Resamplers
This page provides an auto-generated summary of synloc’s API.
- class synloc.kNNResampler
Finds the nearest neighbor of each observation and creates synthetic values by the given method.
- Parameters
data (pandas.DataFrame) – Original data set to be synthesized
method (function) – Function to be used to create synthetic values from each cluster.
K (int, optional) – The number of the nearest neighbors used to create synthetic samples, defaults to 30
normalize (bool, optional) – Normalize sample before defining clusters, defaults to True
clipping (bool, optional) – trim values greater (smaller) than the maximum (minimum) for each variable, defaults to True
Args_NearestNeighbors (dict, optional) – NearestNeighbors function arguments can be specified if needed. See scikit-learn.org/stable/modules/generated/sklearn.neighbors.NearestNeighbors.html , defaults to {}
- comparePlots(variable_list, fig_size=None)
Creating plots to compare the original sample and the synthetic sample.
- Parameters
variable_list (list) – A list of variables in the data set.

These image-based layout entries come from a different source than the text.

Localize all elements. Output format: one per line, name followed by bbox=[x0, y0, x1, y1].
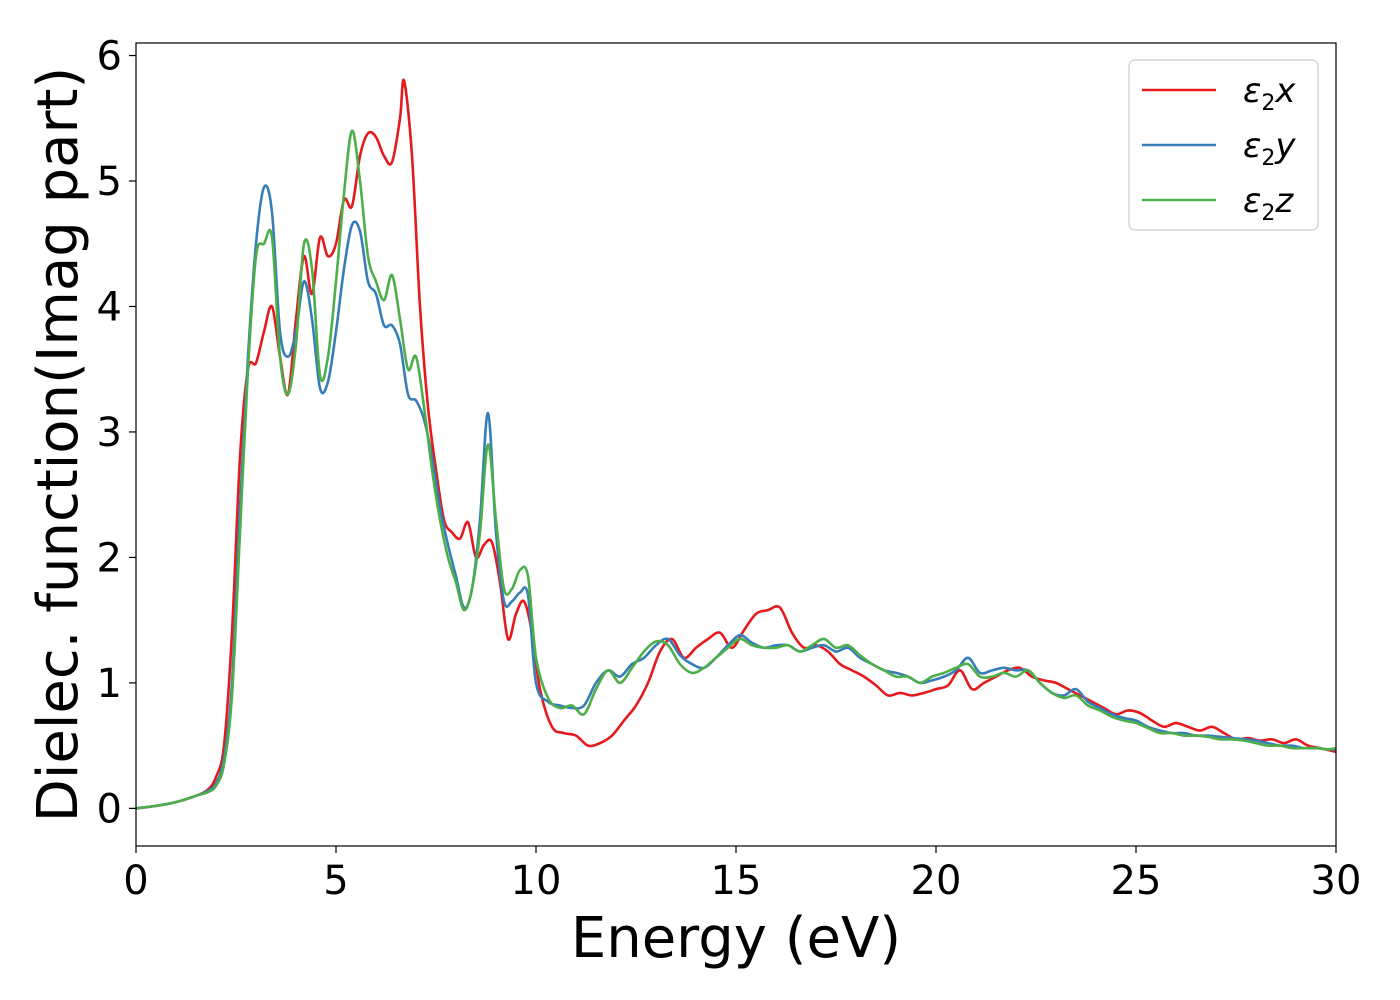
x-tick-label: 30 bbox=[1311, 858, 1362, 904]
y-axis-label: Dielec. function(Imag part) bbox=[26, 67, 91, 823]
y-tick-label: 2 bbox=[97, 535, 122, 581]
x-tick-label: 10 bbox=[511, 858, 562, 904]
x-tick-label: 15 bbox=[711, 858, 762, 904]
y-tick-label: 0 bbox=[97, 786, 122, 832]
x-tick-label: 20 bbox=[911, 858, 962, 904]
y-tick-label: 5 bbox=[97, 159, 122, 205]
x-tick-label: 25 bbox=[1111, 858, 1162, 904]
series-line-y bbox=[136, 184, 1336, 810]
series-lines bbox=[136, 78, 1336, 810]
series-line-x bbox=[136, 78, 1336, 810]
legend-label-x: ε2x bbox=[1243, 71, 1296, 116]
y-tick-label: 4 bbox=[97, 284, 122, 330]
x-tick-label: 0 bbox=[123, 858, 148, 904]
y-tick-label: 1 bbox=[97, 661, 122, 707]
x-axis-ticks: 0 5 10 15 20 25 30 bbox=[123, 846, 1361, 904]
legend-box bbox=[1128, 59, 1319, 231]
y-tick-label: 6 bbox=[97, 34, 122, 80]
x-axis-label: Energy (eV) bbox=[571, 906, 901, 971]
y-tick-label: 3 bbox=[97, 410, 122, 456]
series-line-z bbox=[136, 129, 1336, 810]
x-tick-label: 5 bbox=[323, 858, 348, 904]
legend: ε2x ε2y ε2z bbox=[1128, 59, 1319, 231]
legend-label-y: ε2y bbox=[1243, 126, 1296, 171]
y-axis-ticks: 0 1 2 3 4 5 6 bbox=[97, 34, 136, 832]
legend-label-z: ε2z bbox=[1243, 181, 1294, 226]
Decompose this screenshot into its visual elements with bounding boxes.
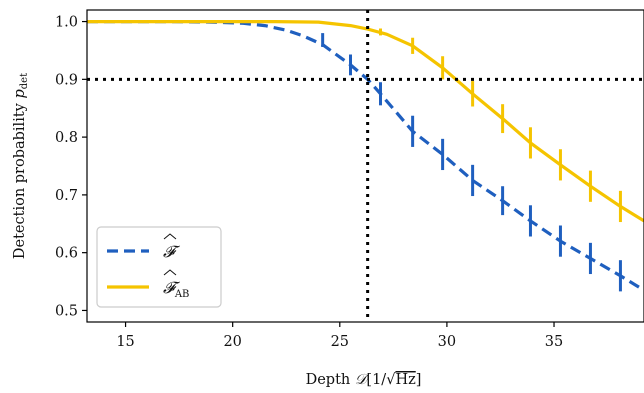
- series-line-1: [87, 20, 644, 223]
- axes-layer: 15 20 25 30 35 0.5 0.6 0.7 0.8 0.9 1.0: [55, 9, 644, 350]
- x-tick-label-3: 30: [438, 334, 456, 350]
- y-axis-label-prefix: Detection probability: [12, 99, 28, 260]
- y-tick-label-2: 0.7: [55, 188, 78, 204]
- legend-hat-0: [163, 233, 177, 240]
- x-axis-label-symbol: 𝒟: [355, 372, 369, 388]
- y-tick-label-0: 0.5: [55, 303, 78, 319]
- x-tick-label-4: 35: [545, 334, 563, 350]
- x-axis-label-unit-open: [1/√: [366, 372, 396, 388]
- y-tick-label-1: 0.6: [55, 246, 78, 262]
- y-tick-label-4: 0.9: [55, 72, 78, 88]
- legend-label-sub-1: AB: [174, 289, 190, 300]
- x-axis-label-prefix: Depth: [306, 372, 355, 388]
- y-axis-label-subscript: det: [19, 73, 30, 89]
- y-axis-label: Detection probability pdet: [12, 73, 30, 259]
- plot-frame: [86, 9, 644, 323]
- x-axis-label-unit-sqrt: Hz: [395, 372, 416, 388]
- x-tick-label-1: 20: [223, 334, 241, 350]
- y-tick-label-5: 1.0: [55, 15, 78, 31]
- y-axis-label-symbol: p: [12, 89, 28, 98]
- x-tick-label-2: 25: [331, 334, 349, 350]
- x-tick-label-0: 15: [116, 334, 134, 350]
- plot-content: [87, 10, 644, 322]
- legend-box: [96, 226, 222, 308]
- x-axis-label-unit-close: ]: [416, 372, 422, 388]
- y-tick-label-3: 0.8: [55, 130, 78, 146]
- plot-layer: [87, 10, 644, 322]
- axis-labels: Depth 𝒟[1/√Hz] Detection probability pdet: [12, 73, 421, 388]
- x-axis-label: Depth 𝒟[1/√Hz]: [306, 372, 422, 388]
- legend-hat-1: [163, 269, 177, 276]
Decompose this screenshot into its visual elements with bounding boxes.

The maximum list size must be 3. The type of the plot depends o the list size: 1->histogram, 2->scatter plot, 3->3D scatter plot.
fig_size (tuple, optional) – The figure size can be adjusted, defaults to None
- fit(sample_size=None) DataFrame
Creating synthetic sample.
- Parameters
sample_size (int, optional) – Required minimum size. The synthetic sample size will be the sample size if not specified., defaults to None
- Returns
Returns the synthetic sample
- Return type
pandas.DataFrame
- class synloc.clusterResampler
Creating synthetic sample by clusterig.
This class creates subsamples from a given sample. The subsamples are created by clustering the original sample and then sampling from each cluster. The clustering is done by the KMeansConstrained function from k-means-constrained package.
- Parameters
data (pandas.DataFrame) – Original data set to be synthesized
method (function) – Function to be used to create synthetic values from each cluster.

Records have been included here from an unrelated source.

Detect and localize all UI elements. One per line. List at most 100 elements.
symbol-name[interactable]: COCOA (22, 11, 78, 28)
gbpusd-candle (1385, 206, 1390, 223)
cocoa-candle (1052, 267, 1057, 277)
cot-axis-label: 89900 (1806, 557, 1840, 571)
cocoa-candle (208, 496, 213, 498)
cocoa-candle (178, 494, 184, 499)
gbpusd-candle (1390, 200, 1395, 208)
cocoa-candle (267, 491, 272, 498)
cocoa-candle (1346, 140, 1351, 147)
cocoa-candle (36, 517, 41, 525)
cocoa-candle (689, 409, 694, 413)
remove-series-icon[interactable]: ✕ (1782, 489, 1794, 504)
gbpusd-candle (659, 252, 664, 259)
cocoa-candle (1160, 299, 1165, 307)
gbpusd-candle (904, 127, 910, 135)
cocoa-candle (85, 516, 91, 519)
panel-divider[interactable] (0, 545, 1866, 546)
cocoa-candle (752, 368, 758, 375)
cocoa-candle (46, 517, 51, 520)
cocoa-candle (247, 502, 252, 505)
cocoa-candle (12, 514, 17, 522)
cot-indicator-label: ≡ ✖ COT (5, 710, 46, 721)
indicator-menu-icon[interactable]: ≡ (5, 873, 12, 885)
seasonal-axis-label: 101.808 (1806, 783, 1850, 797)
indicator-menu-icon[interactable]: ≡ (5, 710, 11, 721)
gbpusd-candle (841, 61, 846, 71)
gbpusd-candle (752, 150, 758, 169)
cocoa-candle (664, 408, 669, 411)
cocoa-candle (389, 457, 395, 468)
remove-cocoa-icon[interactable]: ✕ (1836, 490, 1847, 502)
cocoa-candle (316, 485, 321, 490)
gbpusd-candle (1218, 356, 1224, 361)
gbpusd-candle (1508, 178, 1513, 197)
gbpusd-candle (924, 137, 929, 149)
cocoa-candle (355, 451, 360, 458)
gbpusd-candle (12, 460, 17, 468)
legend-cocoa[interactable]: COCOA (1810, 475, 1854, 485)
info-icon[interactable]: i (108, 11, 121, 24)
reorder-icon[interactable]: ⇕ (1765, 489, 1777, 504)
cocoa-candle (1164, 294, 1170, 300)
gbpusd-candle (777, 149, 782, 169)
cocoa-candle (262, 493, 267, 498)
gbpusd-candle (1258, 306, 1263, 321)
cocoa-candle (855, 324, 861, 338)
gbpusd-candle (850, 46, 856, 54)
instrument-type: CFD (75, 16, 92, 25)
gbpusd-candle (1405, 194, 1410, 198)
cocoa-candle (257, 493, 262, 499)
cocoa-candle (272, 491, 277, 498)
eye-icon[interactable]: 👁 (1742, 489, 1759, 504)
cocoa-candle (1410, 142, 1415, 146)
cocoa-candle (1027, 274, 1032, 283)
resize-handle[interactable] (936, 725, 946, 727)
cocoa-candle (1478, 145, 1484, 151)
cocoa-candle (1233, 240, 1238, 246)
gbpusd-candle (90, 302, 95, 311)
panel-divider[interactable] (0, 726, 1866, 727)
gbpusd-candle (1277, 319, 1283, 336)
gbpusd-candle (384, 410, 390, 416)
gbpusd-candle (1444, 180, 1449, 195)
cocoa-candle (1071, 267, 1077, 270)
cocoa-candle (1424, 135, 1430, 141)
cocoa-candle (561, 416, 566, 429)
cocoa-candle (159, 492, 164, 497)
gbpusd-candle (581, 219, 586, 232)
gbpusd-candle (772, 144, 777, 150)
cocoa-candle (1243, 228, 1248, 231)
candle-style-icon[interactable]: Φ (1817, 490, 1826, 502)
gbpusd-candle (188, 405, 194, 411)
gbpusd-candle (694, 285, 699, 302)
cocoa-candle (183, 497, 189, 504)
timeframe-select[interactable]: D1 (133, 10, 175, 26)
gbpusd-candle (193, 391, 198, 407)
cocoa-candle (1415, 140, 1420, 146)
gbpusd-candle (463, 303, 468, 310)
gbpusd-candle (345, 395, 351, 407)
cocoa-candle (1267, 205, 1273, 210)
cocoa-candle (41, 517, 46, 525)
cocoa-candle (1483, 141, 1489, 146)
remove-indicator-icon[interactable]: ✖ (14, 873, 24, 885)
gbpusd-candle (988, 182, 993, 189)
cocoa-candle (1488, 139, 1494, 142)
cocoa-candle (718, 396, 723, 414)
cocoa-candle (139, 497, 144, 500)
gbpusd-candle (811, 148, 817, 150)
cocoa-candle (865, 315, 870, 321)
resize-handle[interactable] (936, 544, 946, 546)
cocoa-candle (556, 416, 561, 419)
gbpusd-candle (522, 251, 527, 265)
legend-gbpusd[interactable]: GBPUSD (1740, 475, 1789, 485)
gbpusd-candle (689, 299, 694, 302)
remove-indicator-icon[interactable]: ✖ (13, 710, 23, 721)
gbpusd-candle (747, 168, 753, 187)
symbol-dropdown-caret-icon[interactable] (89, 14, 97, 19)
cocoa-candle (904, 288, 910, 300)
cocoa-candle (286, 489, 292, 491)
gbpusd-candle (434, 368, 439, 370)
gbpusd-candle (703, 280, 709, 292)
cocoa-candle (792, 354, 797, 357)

n_clusters (int, optional) – The number of clusters, defaults to 8
size_min (int, optional) – Required minimum cluster size, defaults to None
size_max (int, optional) – Required maximum cluster size, defaults to None
normalize (bool, optional) – Normalize sample before defining clusters, defaults to True
clipping (bool, optional) – trim values greater (smaller) than the maximum (minimum) for each variable, defaults to True
- comparePlots(variable_list, fig_size=None)
Creating plots to compare the original sample and the synthetic sample.
- Parameters
variable_list (list) – A list of variables in the data set. The maximum list size must be 3. The type of the plot depends o the list size: 1->histogram, 2->scatter plot, 3->3D scatter plot.

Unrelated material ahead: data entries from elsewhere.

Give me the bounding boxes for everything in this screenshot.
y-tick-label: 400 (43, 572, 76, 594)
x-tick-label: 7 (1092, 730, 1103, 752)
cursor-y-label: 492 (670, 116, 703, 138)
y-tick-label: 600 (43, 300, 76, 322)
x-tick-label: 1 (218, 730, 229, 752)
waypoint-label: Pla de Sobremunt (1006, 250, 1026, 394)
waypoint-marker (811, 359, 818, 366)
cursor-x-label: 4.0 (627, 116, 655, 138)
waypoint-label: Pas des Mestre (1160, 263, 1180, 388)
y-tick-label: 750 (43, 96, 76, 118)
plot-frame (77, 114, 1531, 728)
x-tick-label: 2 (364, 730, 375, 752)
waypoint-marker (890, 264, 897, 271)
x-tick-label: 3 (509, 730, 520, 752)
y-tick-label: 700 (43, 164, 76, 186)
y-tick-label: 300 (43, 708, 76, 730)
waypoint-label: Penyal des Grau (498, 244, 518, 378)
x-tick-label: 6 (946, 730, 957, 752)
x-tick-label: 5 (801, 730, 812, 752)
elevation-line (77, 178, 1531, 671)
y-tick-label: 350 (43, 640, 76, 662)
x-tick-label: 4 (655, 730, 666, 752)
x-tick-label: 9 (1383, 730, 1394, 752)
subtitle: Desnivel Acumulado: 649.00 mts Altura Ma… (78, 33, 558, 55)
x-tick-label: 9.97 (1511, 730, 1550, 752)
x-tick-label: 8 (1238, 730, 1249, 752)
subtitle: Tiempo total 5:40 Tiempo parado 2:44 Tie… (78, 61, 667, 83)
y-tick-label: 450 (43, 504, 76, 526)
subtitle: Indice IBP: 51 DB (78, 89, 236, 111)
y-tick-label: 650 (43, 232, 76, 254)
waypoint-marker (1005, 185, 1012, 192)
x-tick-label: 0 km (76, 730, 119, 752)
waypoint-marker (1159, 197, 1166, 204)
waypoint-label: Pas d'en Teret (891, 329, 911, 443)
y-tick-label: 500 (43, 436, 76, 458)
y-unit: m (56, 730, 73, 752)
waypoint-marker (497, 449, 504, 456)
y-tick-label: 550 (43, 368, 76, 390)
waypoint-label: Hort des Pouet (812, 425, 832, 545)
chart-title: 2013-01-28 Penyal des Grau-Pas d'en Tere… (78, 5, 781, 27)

fig_size (tuple, optional) – The figure size can be adjusted, defaults to None
- fit(sample_size=None) DataFrame
Creating synthetic sample.
- Parameters
sample_size (int, optional) – Required minimum size. The synthetic sample size will be the cluster size if not specified., defaults to None
- Returns
Returns the synthetic sample
- Return type
pandas.DataFrame